The subject has already spurred discussions in the Florida Legislature about whether other funding should be diverted.
He notably blamed a budget shortfall on a federal government shutdown in the Fall, one that ultimately failed to lead to any extension in funding for pandemic-era Affordable Care Act tax credits. Ultimately, he said, that left funding for the program $120 million short.
But cutting the AIDS program is the wrong answer, experts on the call said. Michael Rajner, a public health advocate who personally has lived with HIV since 1995, said cutting the eligibility for the program will create an impossible financial burden on many patients.
“We need the Surgeon General and the Governor to give a halt to this and reverse these cuts and find the money, whether it’s through a budget spending authority request to the Legislature and the Governor,” he said.
Moreover, he said he believed money had been misappropriated.
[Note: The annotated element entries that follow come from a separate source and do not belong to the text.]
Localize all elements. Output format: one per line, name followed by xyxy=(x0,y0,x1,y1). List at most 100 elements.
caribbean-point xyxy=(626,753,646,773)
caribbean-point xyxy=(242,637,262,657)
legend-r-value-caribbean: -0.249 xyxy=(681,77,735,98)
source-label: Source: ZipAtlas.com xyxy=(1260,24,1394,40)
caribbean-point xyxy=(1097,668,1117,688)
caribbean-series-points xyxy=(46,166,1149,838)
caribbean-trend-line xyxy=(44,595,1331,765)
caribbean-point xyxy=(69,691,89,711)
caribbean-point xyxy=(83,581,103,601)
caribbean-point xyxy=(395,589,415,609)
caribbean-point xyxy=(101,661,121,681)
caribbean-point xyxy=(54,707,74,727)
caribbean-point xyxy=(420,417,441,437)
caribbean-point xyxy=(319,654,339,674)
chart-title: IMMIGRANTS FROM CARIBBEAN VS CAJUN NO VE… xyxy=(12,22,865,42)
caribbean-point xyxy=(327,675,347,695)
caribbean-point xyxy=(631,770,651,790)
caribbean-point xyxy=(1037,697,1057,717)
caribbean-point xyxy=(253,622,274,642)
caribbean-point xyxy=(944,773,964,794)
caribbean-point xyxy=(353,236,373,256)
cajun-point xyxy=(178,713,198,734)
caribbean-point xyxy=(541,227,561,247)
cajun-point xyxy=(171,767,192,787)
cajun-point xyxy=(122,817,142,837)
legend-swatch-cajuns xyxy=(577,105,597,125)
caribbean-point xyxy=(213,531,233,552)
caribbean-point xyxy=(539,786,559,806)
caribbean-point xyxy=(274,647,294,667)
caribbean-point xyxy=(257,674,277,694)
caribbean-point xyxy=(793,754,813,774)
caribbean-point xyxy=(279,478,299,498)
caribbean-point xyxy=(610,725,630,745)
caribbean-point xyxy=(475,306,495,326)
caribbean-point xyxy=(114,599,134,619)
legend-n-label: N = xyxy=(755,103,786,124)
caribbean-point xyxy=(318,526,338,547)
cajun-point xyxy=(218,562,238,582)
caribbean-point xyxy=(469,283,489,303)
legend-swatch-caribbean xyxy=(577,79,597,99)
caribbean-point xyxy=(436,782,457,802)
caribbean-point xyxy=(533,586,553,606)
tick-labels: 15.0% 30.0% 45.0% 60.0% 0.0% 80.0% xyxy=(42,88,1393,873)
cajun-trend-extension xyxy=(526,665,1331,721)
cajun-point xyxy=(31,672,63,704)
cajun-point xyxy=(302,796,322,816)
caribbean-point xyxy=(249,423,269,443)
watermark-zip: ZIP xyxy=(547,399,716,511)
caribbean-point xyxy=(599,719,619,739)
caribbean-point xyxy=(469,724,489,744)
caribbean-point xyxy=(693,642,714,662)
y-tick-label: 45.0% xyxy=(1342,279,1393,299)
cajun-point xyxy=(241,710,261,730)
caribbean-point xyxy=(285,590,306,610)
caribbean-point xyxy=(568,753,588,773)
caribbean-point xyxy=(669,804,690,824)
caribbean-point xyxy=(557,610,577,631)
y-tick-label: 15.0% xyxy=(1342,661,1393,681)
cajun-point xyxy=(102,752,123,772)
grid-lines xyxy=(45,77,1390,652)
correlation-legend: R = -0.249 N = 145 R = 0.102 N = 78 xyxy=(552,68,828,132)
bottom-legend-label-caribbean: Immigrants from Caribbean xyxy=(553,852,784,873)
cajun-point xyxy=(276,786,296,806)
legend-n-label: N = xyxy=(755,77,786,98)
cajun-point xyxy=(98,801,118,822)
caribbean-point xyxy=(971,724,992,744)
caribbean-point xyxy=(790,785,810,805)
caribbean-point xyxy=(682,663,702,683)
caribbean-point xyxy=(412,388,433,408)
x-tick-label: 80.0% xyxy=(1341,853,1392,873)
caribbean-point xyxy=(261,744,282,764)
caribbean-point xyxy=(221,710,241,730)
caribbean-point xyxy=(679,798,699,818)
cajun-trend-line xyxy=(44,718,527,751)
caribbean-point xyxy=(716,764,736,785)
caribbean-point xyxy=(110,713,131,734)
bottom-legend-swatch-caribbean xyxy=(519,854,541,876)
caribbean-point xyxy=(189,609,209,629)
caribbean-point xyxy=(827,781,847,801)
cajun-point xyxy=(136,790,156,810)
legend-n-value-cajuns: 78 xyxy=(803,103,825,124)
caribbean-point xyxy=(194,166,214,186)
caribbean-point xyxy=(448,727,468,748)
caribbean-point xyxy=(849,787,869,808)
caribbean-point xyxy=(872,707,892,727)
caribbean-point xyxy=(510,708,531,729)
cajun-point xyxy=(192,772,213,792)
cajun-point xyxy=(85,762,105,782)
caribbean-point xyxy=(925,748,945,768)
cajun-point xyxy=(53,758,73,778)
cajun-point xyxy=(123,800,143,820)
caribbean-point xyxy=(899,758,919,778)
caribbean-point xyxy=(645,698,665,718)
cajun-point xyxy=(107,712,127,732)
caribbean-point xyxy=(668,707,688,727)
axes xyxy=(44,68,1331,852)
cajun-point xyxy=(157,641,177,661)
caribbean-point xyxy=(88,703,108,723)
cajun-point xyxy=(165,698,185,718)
DOH has been criticized for spending money on marketing campaigns about marijuana and abortion ballot measures ultimately defeated at the ballot box last year, though Rajner declined to say explicitly which funding he was referring to. But he said some spending mistakes are easily documented.
“This is a problem that they created themselves because of how they administer the program and the fact that they’ve also forced out several staff over the last year,” Rajner said.
Carl Baloney Jr., President and CEO of AIDS United, said the consequences of cutting participation in the program could be far-reaching.
“This is not only morally wrong, it’s financially reckless,” Baloney said. “Consistent HIV treatment saves money, and disrupting care leads to emergency room visits, hospitalizations and higher uncompensated care. Florida is acting without transparency, without following the required regulatory process.”
Wasserman Schultz noted that Biktarvy was the most prescribed once-daily pill used by HIV patients, and forcing people to switch off that drug could cost individuals thousands each year and put their health at risk.
Dr. Elizabeth Sherman of Nova Southeastern University, an HIV clinical pharmacy specialist, said Florida ranks third in the nation right now for new HIV diagnoses. But with the help of public funding, the state has also seen fast incorporation of treatments like Pre-Exposure Prophylaxis, or PrEP, which uses drugs that not only treat HIV, but prevent its transmission.
That suggests that ending programs won’t just shorten lives, but will potentially lead to more infections.
“We have been the envy of many other states for successfully implementing test-and-treat programs where people with HIV are started on treatment on day one of their diagnosis,” she said. “We can continue to make incredible progress, or we can let our guard down now and watch it get worse.”
Frankel dismissed accusations that the problem came from the federal government. The U.S. House Appropriations Committee member said Florida has not requested additional help.
“Florida, I think, last year got about $130 million. And as far as I know, there has not been any request by the federal government to the states to put in their own funds,” she said, “nor do I know of any outreach by Gov. DeSantis to any of us on appropriations for more money.”
She said the impact on eligibility warranted a federal investigation to figure out the true cause of the funding shortfall.